In 2018, the Marine Corps began looking for a new optic that could be used with the M4carbine and the M27 infantry automatic rifle that features an illuminated central aiming point visible in daylight conditions, as well as no point of aim shift when adjusting through the optic's magnification range.


The SCO is a magnified day optic that improves target acquisition and probability-of-hit with infantry rifles, the release states. The system's non-caliber-specific reticle incorporates both an illuminated and non-illuminated aim point, it adds.

"The SCO supplements the attrition and replacement of the RCO Family of Optics and the Squad Day Optic for the M27, M4 and M4A1 weapon platforms for close-combat Marines," Tom Dever, interim team lead for Combat Optics at Marine Corps Systems Command, said in the release.

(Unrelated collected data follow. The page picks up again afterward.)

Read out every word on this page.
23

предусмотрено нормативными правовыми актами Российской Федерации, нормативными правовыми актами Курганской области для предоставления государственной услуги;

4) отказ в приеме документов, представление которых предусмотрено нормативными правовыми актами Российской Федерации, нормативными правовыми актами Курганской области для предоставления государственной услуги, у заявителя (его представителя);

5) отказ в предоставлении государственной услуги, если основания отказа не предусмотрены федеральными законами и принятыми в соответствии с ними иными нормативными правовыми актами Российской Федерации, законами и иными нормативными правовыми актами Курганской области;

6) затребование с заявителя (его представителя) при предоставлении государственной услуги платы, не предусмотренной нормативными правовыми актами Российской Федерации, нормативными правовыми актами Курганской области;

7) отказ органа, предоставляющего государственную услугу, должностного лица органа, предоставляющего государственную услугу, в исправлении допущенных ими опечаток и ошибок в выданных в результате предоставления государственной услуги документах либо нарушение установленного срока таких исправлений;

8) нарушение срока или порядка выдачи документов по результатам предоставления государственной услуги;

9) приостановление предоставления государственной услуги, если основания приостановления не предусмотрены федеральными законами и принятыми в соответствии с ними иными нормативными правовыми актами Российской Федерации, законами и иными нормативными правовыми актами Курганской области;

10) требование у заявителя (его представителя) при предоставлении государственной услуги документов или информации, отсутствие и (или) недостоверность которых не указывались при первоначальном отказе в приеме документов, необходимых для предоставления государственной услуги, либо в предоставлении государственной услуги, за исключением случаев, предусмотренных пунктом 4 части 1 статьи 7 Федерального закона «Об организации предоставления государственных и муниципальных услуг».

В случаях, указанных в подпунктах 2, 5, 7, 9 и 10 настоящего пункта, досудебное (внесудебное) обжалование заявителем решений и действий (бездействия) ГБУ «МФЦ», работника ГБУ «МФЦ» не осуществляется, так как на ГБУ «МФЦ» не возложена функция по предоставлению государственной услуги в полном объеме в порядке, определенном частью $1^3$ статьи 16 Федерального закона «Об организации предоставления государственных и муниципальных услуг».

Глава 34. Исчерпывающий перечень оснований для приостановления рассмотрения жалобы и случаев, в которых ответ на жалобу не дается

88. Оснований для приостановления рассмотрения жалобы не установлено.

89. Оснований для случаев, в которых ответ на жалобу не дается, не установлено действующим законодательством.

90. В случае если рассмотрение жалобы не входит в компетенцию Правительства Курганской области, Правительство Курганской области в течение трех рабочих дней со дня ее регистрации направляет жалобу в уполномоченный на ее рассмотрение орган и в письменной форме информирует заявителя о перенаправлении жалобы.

The Marine Corps was able to save approximately $8 million across the life of the program by awarding the contract through a full and open competition, Hough said in the release.

Fielding of the new SCO is scheduled to be complete by fiscal 2023, according to the release.

Hough and Dever emphasized that the contract award is only one step in Program Manager for Infantry Weapon's large-scale project to overhaul the Corps' close-combat forces and improve their lethality.

"While the contract award is great, we're not done yet," said Dever.

"Success is not found in contracts awarded, but rather it's measured in confirmed kills. By awarding this contract faster, it expedites our ability to get this system in the hands of Marines to accomplish this end goal," he said.